Blue-chip stocks are shares of large, established, and financially stable companies that have been around for a long time. The term "blue chip" comes from the game of poker, where a blue chip holds the highest value. On Wall Street, a blue-chip stock is usually a highly valued and well-known company with characteristics that benefit investors over the long run, such as stable cash flows and consistent dividends.
Blue-Chip Stock Stability
Most investors understand that blue-chip stocks have stable earnings. During an economic downturn, investors may turn to these perceived "safe havens" because of their steady nature. Some people believe that blue-chip companies can offer security during periods of slower growth due to their experienced executive teams combined with their ability to generate stable profits.

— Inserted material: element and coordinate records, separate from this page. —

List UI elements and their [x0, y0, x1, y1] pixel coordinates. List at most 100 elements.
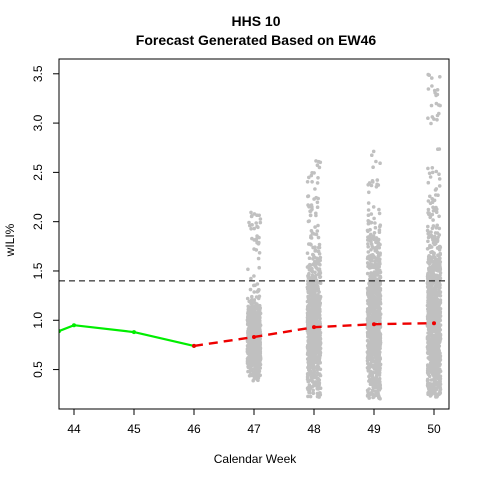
forecast-sample-point	[371, 149, 376, 154]
forecast-sample-point	[437, 177, 442, 181]
forecast-sample-point	[311, 285, 316, 289]
forecast-sample-point	[246, 340, 251, 344]
forecast-sample-point	[307, 353, 311, 358]
forecast-sample-point	[377, 363, 381, 368]
forecast-sample-point	[314, 266, 319, 270]
forecast-sample-point	[249, 355, 253, 360]
forecast-sample-point	[305, 357, 310, 361]
forecast-sample-point	[370, 290, 375, 295]
forecast-sample-point	[426, 285, 431, 289]
forecast-sample-point	[437, 172, 441, 176]
forecast-sample-point	[427, 364, 432, 368]
forecast-sample-point	[428, 356, 433, 361]
forecast-sample-point	[314, 232, 319, 237]
forecast-sample-point	[429, 103, 434, 108]
forecast-sample-point	[309, 375, 314, 380]
forecast-sample-point	[377, 309, 382, 314]
forecast-sample-point	[373, 363, 377, 367]
forecast-sample-point	[426, 224, 430, 229]
forecast-sample-point	[428, 302, 433, 307]
forecast-sample-point	[252, 298, 257, 302]
forecast-sample-point	[375, 178, 380, 182]
forecast-sample-point	[374, 262, 378, 266]
forecast-sample-point	[429, 348, 434, 353]
forecast-sample-point	[371, 281, 375, 285]
forecast-sample-point	[433, 353, 438, 357]
forecast-sample-point	[430, 372, 435, 376]
forecast-sample-point	[376, 381, 381, 385]
forecast-sample-point	[426, 211, 430, 215]
forecast-sample-point	[377, 207, 381, 212]
y-axis-label: wILI%	[3, 223, 17, 257]
forecast-sample-point	[254, 341, 259, 345]
forecast-sample-point	[369, 301, 373, 305]
forecast-sample-point	[315, 293, 320, 298]
forecast-sample-point	[436, 147, 440, 151]
forecast-sample-point	[432, 251, 436, 255]
forecast-sample-point	[256, 256, 261, 261]
forecast-sample-point	[434, 374, 439, 379]
forecast-sample-point	[430, 283, 434, 287]
forecast-sample-point	[433, 257, 438, 261]
forecast-sample-point	[377, 341, 382, 346]
forecast-sample-point	[431, 318, 436, 323]
forecast-sample-point	[246, 307, 251, 312]
forecast-sample-point	[307, 271, 311, 276]
forecast-sample-point	[252, 373, 256, 378]
forecast-sample-point	[245, 357, 250, 361]
forecast-sample-point	[318, 255, 323, 260]
observed-series	[59, 323, 196, 348]
forecast-sample-point	[251, 322, 255, 326]
forecast-sample-point	[254, 373, 259, 378]
forecast-sample-point	[430, 115, 435, 119]
forecast-sample-point	[371, 395, 375, 400]
forecast-sample-point	[315, 301, 320, 306]
forecast-sample-point	[366, 352, 371, 357]
y-tick-label: 0.5	[31, 361, 45, 378]
forecast-sample-point	[369, 183, 374, 188]
forecast-sample-point	[246, 304, 250, 309]
forecast-sample-point	[378, 286, 383, 291]
forecast-sample-point	[306, 323, 311, 328]
forecast-sample-point	[246, 267, 250, 272]
forecast-sample-point	[310, 171, 314, 175]
forecast-sample-point	[306, 194, 310, 199]
forecast-sample-point	[255, 354, 259, 358]
forecast-sample-point	[432, 337, 437, 342]
forecast-sample-point	[426, 199, 431, 203]
forecast-sample-point	[366, 308, 370, 313]
forecast-sample-point	[438, 290, 442, 294]
forecast-sample-point	[248, 310, 252, 315]
forecast-sample-point	[367, 340, 372, 345]
forecast-sample-point	[434, 193, 438, 197]
y-tick-label: 1.0	[31, 312, 45, 329]
forecast-sample-point	[256, 376, 261, 380]
forecast-sample-point	[438, 75, 442, 79]
forecast-sample-point	[374, 318, 378, 322]
forecast-sample-point	[305, 251, 310, 255]
forecast-sample-point	[370, 263, 375, 267]
forecast-sample-point	[318, 295, 323, 299]
forecast-sample-point	[434, 307, 439, 312]
forecast-sample-point	[377, 305, 382, 310]
forecast-sample-point	[247, 331, 251, 336]
forecast-sample-point	[315, 383, 319, 388]
forecast-sample-point	[314, 283, 319, 287]
forecast-sample-point	[252, 290, 256, 294]
forecast-sample-point	[372, 313, 376, 318]
forecast-sample-point	[254, 319, 259, 323]
forecast-sample-point	[312, 299, 316, 304]
forecast-sample-point	[372, 366, 376, 370]
forecast-sample-point	[248, 346, 252, 351]
forecast-sample-point	[430, 197, 435, 201]
forecast-sample-point	[378, 396, 382, 401]
forecast-sample-point	[374, 379, 378, 383]
y-tick-label: 3.5	[31, 65, 45, 82]
forecast-sample-point	[369, 220, 374, 225]
forecast-sample-point	[250, 343, 255, 348]
forecast-sample-point	[375, 327, 379, 332]
forecast-sample-point	[249, 214, 254, 219]
forecast-sample-point	[373, 221, 377, 225]
forecast-sample-point	[310, 180, 314, 184]
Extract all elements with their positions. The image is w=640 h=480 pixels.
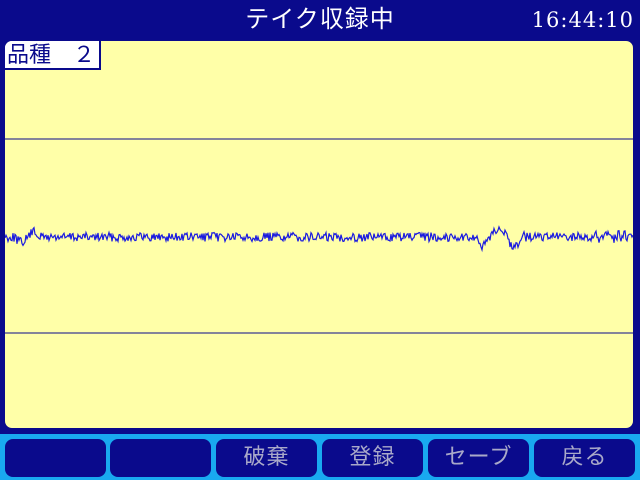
screen-title: テイク収録中 — [245, 5, 395, 33]
waveform-plot — [5, 138, 633, 334]
back-button[interactable]: 戻る — [534, 439, 635, 477]
register-button[interactable]: 登録 — [322, 439, 423, 477]
clock: 16:44:10 — [531, 8, 634, 32]
waveform-panel: 品種 ２ — [4, 40, 634, 429]
discard-button[interactable]: 破棄 — [216, 439, 317, 477]
header-bar: テイク収録中 16:44:10 — [0, 0, 640, 38]
function-key-bar: 破棄 登録 セーブ 戻る — [0, 434, 640, 480]
function-key-2[interactable] — [110, 439, 211, 477]
waveform-trace — [5, 225, 633, 253]
save-button[interactable]: セーブ — [428, 439, 529, 477]
product-label: 品種 ２ — [5, 41, 102, 70]
function-key-1[interactable] — [5, 439, 106, 477]
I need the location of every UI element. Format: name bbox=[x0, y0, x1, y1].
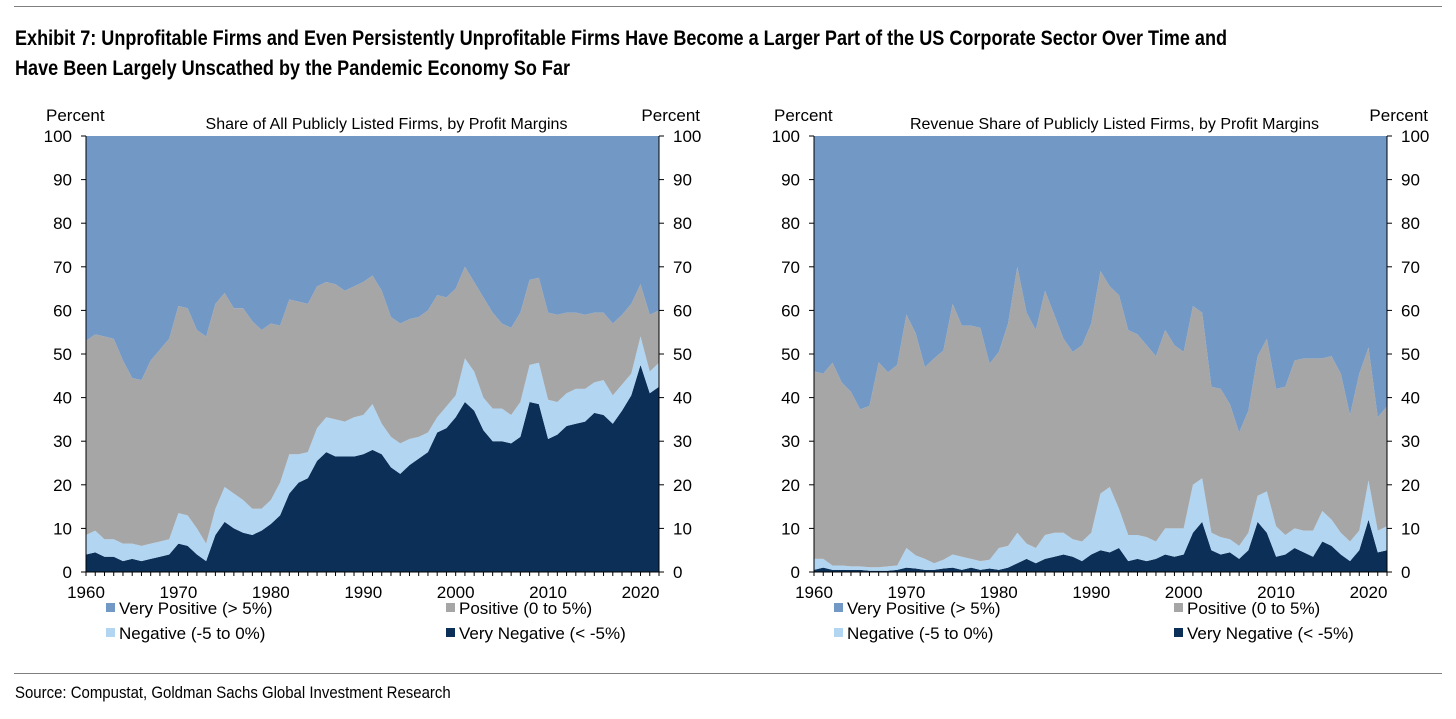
legend-swatch-very-positive bbox=[106, 603, 115, 612]
legend-label-very-negative: Very Negative (< -5%) bbox=[1187, 624, 1354, 643]
x-tick-label: 1970 bbox=[888, 583, 926, 602]
area-series-negative bbox=[814, 478, 1387, 571]
y-tick-label-right: 20 bbox=[1401, 476, 1420, 495]
y-tick-label-right: 20 bbox=[673, 476, 692, 495]
y-tick-label-left: 80 bbox=[781, 214, 800, 233]
area-series-negative bbox=[86, 336, 659, 562]
y-tick-label-left: 0 bbox=[63, 563, 72, 582]
area-series-very-positive bbox=[814, 136, 1387, 433]
y-tick-label-right: 40 bbox=[673, 389, 692, 408]
y-tick-label-left: 100 bbox=[772, 127, 800, 146]
area-series-very-positive bbox=[86, 136, 659, 381]
y-tick-label-right: 40 bbox=[1401, 389, 1420, 408]
source-note: Source: Compustat, Goldman Sachs Global … bbox=[15, 683, 451, 702]
plot-area bbox=[814, 136, 1387, 572]
y-tick-label-left: 40 bbox=[53, 389, 72, 408]
x-tick-label: 2000 bbox=[1165, 583, 1203, 602]
y-tick-label-left: 30 bbox=[53, 432, 72, 451]
x-tick-label: 2000 bbox=[437, 583, 475, 602]
legend-label-positive: Positive (0 to 5%) bbox=[459, 599, 592, 618]
y-tick-label-left: 20 bbox=[781, 476, 800, 495]
x-tick-label: 2020 bbox=[622, 583, 660, 602]
chart-title: Share of All Publicly Listed Firms, by P… bbox=[206, 116, 568, 133]
y-tick-label-right: 70 bbox=[673, 258, 692, 277]
y-axis-title-left: Percent bbox=[46, 106, 105, 125]
y-tick-label-right: 50 bbox=[673, 345, 692, 364]
y-tick-label-right: 10 bbox=[673, 519, 692, 538]
y-tick-label-right: 100 bbox=[673, 127, 701, 146]
y-tick-label-left: 60 bbox=[781, 301, 800, 320]
y-tick-label-right: 60 bbox=[673, 301, 692, 320]
chart-title: Revenue Share of Publicly Listed Firms, … bbox=[910, 116, 1319, 133]
bottom-rule bbox=[14, 673, 1442, 674]
x-tick-label: 2010 bbox=[1257, 583, 1295, 602]
y-tick-label-right: 100 bbox=[1401, 127, 1429, 146]
x-tick-label: 1980 bbox=[980, 583, 1018, 602]
legend-label-very-positive: Very Positive (> 5%) bbox=[847, 599, 1001, 618]
legend-label-very-negative: Very Negative (< -5%) bbox=[459, 624, 626, 643]
exhibit-title: Exhibit 7: Unprofitable Firms and Even P… bbox=[15, 24, 1245, 84]
legend-swatch-negative bbox=[106, 628, 115, 637]
y-tick-label-left: 40 bbox=[781, 389, 800, 408]
legend-label-negative: Negative (-5 to 0%) bbox=[847, 624, 993, 643]
area-series-positive bbox=[814, 266, 1387, 568]
x-tick-label: 2010 bbox=[529, 583, 567, 602]
y-tick-label-left: 10 bbox=[781, 519, 800, 538]
y-tick-label-left: 20 bbox=[53, 476, 72, 495]
y-axis-title-right: Percent bbox=[641, 106, 700, 125]
y-tick-label-right: 30 bbox=[1401, 432, 1420, 451]
y-tick-label-left: 50 bbox=[53, 345, 72, 364]
legend-label-negative: Negative (-5 to 0%) bbox=[119, 624, 265, 643]
y-tick-label-left: 10 bbox=[53, 519, 72, 538]
y-tick-label-left: 70 bbox=[781, 258, 800, 277]
y-tick-label-right: 50 bbox=[1401, 345, 1420, 364]
y-tick-label-left: 100 bbox=[44, 127, 72, 146]
y-tick-label-right: 0 bbox=[1401, 563, 1410, 582]
top-rule bbox=[14, 6, 1442, 7]
x-tick-label: 1960 bbox=[795, 583, 833, 602]
legend-swatch-negative bbox=[834, 628, 843, 637]
area-series-very-negative bbox=[814, 519, 1387, 572]
legend-swatch-positive bbox=[1174, 603, 1183, 612]
y-tick-label-left: 90 bbox=[53, 171, 72, 190]
legend-swatch-very-positive bbox=[834, 603, 843, 612]
area-series-very-negative bbox=[86, 364, 659, 572]
plot-area bbox=[86, 136, 659, 572]
legend-swatch-positive bbox=[446, 603, 455, 612]
x-tick-label: 1970 bbox=[160, 583, 198, 602]
legend-label-positive: Positive (0 to 5%) bbox=[1187, 599, 1320, 618]
legend-swatch-very-negative bbox=[446, 628, 455, 637]
y-axis-title-right: Percent bbox=[1369, 106, 1428, 125]
y-tick-label-right: 90 bbox=[673, 171, 692, 190]
y-tick-label-right: 0 bbox=[673, 563, 682, 582]
y-tick-label-right: 80 bbox=[673, 214, 692, 233]
legend-label-very-positive: Very Positive (> 5%) bbox=[119, 599, 273, 618]
y-tick-label-left: 70 bbox=[53, 258, 72, 277]
x-tick-label: 1960 bbox=[67, 583, 105, 602]
y-tick-label-right: 60 bbox=[1401, 301, 1420, 320]
y-axis-title-left: Percent bbox=[774, 106, 833, 125]
legend-swatch-very-negative bbox=[1174, 628, 1183, 637]
y-tick-label-right: 30 bbox=[673, 432, 692, 451]
y-tick-label-left: 50 bbox=[781, 345, 800, 364]
y-tick-label-right: 90 bbox=[1401, 171, 1420, 190]
y-tick-label-left: 0 bbox=[791, 563, 800, 582]
y-tick-label-right: 10 bbox=[1401, 519, 1420, 538]
exhibit-title-line-1: Exhibit 7: Unprofitable Firms and Even P… bbox=[15, 27, 1228, 50]
y-tick-label-left: 30 bbox=[781, 432, 800, 451]
y-tick-label-right: 80 bbox=[1401, 214, 1420, 233]
y-tick-label-left: 60 bbox=[53, 301, 72, 320]
x-tick-label: 1990 bbox=[344, 583, 382, 602]
x-tick-label: 1980 bbox=[252, 583, 290, 602]
x-tick-label: 2020 bbox=[1350, 583, 1388, 602]
exhibit-title-line-2: Have Been Largely Unscathed by the Pande… bbox=[15, 57, 571, 80]
y-tick-label-left: 90 bbox=[781, 171, 800, 190]
y-tick-label-right: 70 bbox=[1401, 258, 1420, 277]
y-tick-label-left: 80 bbox=[53, 214, 72, 233]
area-series-positive bbox=[86, 266, 659, 546]
x-tick-label: 1990 bbox=[1072, 583, 1110, 602]
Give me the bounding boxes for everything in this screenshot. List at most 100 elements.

- The term "blue chip" comes from poker, where the blue chips hold the highest value.
- On Wall Street, blue-chip stocks are shares of large established companies with steady financials and consistent dividends.
- Since many blue chips are large familiar names, investors typically invest with confidence, believing that these stocks will be the first to rebound after a bear market.
- Consistent dividend payouts over the years can help add an element of stability to share prices as well.
A blue-chip stock is typically large in size (with a market capitalization in the billions) and a leader in its sector or industry. The company is usually a familiar and easily recognizable name, which gives investors a sense of added confidence when adding the stock to their portfolios. That's because, if stocks fall into a bear market, these well-established popular names will likely be among the first to recover. There is little risk that they will go out of business during an economic downturn.
Blue-Chips and Dividends
Since blue-chip shares are typically mature companies that have achieved large market caps, most pay dividends. Dividends represent a portion of the company's profits that are distributed to shareholders in the form of quarterly payments. Smaller companies that are growing fast typically retain all of their earnings in order to invest in future growth. These growth stocks may eventually pay dividends once they are of sufficient size and begin to see fewer opportunities to invest in themselves. At that point, they begin distributing excess earnings to their shareholders. Until then, a fast-growing or young company is not likely to pay any dividends.
A blue-chip stock, on the other hand, has seen increased and uninterrupted dividends over time. In the long run, the benefit to the shareholder from the dividend payments is portfolio income, regardless of the daily swings in the share price. Dividend payments can also help to protect against the adverse effects of inflation because dividends represent earnings, which can increase along with the general cost of living.
The Bottom Line
Blue-chip stocks typically have solid balance sheets, steady cash flows, proven business models, and a history of increasing dividends. For that reason, investors generally consider blue-chip stocks to be among the most secure stock investments because of their track records and performance history. So, while blue-chips are not immune from losses if the broader stock market enters a bearish phase, the idea is that these names will be less volatile than smaller growth companies and will also be the first to rebound when the market eventually recovers.